De primo frigido

Plutarch

Plutarch. Plutarch's Morals, Vol. V. Goodwin, William W., editor; Fetherstone, F., translator. Boston: Little, Brown, and Company; Cambridge: Press of John Wilson and Son, 1874.

Now that great rivers never freeze downwards is but consentaneous to reason. For those parts which are frozen above transmit no exhalation outward; for this, being penned up within and forced downward, affords heat to the moisture at the bottom. A clear demonstration of which is this, that when the ice is dissolved, you may observe a steam arising out of the water upwards in a very great quantity. And therefore the bodies of living creatures are warmest within in the winter, for that the heat is driven inward by the ambient cold. Now those upward exhalations and ascensions of the vapors deprive the waters not only of their heat but of their coolness. And therefore they that vehemently desire their drink to be cold never move the snow nor the moisture that is pressed out of it; for motion would deprive them both of the virtue which is required from them.

Now that this virtue is not the virtue of air, but of water, a man may collect by reasoning thus from the beginning. First, it is not probable that the air, which is next the sky, and touching the fiery substance is also touched by it, should be endued with a contrary virtue; for otherwise it is not possible that the extremities of the one should touch

and be contiguous to the extremities of the other. Nor is it agreeable to reason that Nature should constitute that which is corrupted next in order to that which corrupts, as if she were not the author of community and harmony but of combat and contention. For she makes use of contrary things in sustaining the universe; but she does not use them pure and unmixed, nor so that they will be in hostility; but she uses such as have alternately a certain position and order which is not destructive, but which inclines them to communicate and co-operate one with another, and to effect a harmony between the opposing qualities. And this is the nature of the air, being expanded under the fire above the water, contingent and adhering to both, neither hot in itself nor cold, but containing an intermixture and communion of hot and cold, harmlessly intermixed in herself; and lightly cherishing the contrary extremities.

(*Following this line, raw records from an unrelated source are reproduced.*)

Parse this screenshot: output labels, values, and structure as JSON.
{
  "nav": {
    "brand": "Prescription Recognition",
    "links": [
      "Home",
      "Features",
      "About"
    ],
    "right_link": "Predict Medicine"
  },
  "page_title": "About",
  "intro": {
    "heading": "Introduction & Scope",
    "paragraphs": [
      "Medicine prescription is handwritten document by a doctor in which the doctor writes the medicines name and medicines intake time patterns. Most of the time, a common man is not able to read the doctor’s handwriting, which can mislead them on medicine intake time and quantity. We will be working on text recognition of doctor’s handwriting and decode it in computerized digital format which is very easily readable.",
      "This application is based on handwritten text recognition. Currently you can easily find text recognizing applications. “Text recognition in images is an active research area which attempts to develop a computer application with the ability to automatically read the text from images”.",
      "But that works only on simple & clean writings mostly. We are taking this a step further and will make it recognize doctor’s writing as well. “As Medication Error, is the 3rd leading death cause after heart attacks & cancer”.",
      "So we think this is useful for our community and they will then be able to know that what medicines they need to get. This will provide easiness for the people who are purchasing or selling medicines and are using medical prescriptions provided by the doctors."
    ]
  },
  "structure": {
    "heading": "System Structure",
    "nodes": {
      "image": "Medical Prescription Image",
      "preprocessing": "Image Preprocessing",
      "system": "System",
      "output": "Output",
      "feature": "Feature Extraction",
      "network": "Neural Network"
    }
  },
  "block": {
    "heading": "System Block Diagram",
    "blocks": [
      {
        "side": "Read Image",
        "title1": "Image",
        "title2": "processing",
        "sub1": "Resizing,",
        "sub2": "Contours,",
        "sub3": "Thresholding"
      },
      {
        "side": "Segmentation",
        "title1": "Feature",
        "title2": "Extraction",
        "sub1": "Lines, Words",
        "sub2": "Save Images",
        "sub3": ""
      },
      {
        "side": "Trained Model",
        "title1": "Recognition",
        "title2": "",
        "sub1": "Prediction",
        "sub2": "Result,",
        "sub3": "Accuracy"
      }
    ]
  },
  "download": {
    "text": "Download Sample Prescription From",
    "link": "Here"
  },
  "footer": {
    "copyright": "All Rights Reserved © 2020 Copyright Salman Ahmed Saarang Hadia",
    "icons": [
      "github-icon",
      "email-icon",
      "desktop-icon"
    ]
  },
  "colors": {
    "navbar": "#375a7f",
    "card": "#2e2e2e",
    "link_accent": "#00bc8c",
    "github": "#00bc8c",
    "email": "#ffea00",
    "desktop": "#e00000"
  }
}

Therefore the air is of an equal temper in all places, but winter is not in all places alike nor equally cold; but some parts of the habitable world are cold and moist, others hot and dry, not by chance, but because there is but one substance of heat and dryness. For the greatest part of Africa is hot and without water. But they that have travelled Scythia, Thrace, and the Pontic regions report them to be full of vast lakes, and large and deep rivers. And as for those regions lying between, those parts that join upon lakes and marshes are most cold by reason of the exhalations from the water. Posidouius therefore, affirming the freshness and moistness of the air of marshes to be the cause of its cold, has no way disturbed the probability of our argument, but rather added to the strength of it; for the air would not always be the colder the fresher it is, unless cold has its original from moisture. And therefore Homer much more truly shows us the fountain of cold, when he says,

  • Chill from the river blows the wind
  • Before the coming morn.
  • [*](Odyss. V. 469.)
    Then again it many times happens that our sense deceives us. So that when we feel cold garments or cold wool, we believe we feel them to be moist, by reason of the substance which is common to both, and of their natures which are coherent and familiar one with another. But in climates where the cold is extreme, it oftentimes breaks and cracks both pots and vessels, whether made of earth or brass,—none empty, but all full, the cold giving force and might to the liquor within,—which made Theophrastus say, that the air breaks those vessels, making use of the cold as of a hammer; whether more eloquently or more truly spoken, I leave you to judge. For then vessels full of pitch or milk should be more subject to be broken by the air.

    But water seems to be cold of itself, and that primitively too; for in respect of the coldness of it, it is opposite to the heat of the fire; as to drought in respect of its moisture, and to ponderosity in regard of its lightness. Lastly, fire is altogether of a dissipating and dividing nature; water, of a nature to fasten and contain, holding and joining together by virtue of its moisture. Which was the reason why Empedocles called fire a pernicious contention, but water a tenacious friendship. For the nourishment of fire is that which changes into fire, and it changes that which is as it were of kin and familiar to it. What is contrary to it, as water, cannot be changed by it, or at least only with great difficulty. True it is, that as for itself, as I may so say, it cannot be burned; but as for green wood and wet straw, it overcomes them with much struggling, while the heat and cold contending together, by reason of their moisture and their natural antipathy,

    produce only a dull flame, clouded with smoke, that makes little progress upon the materials.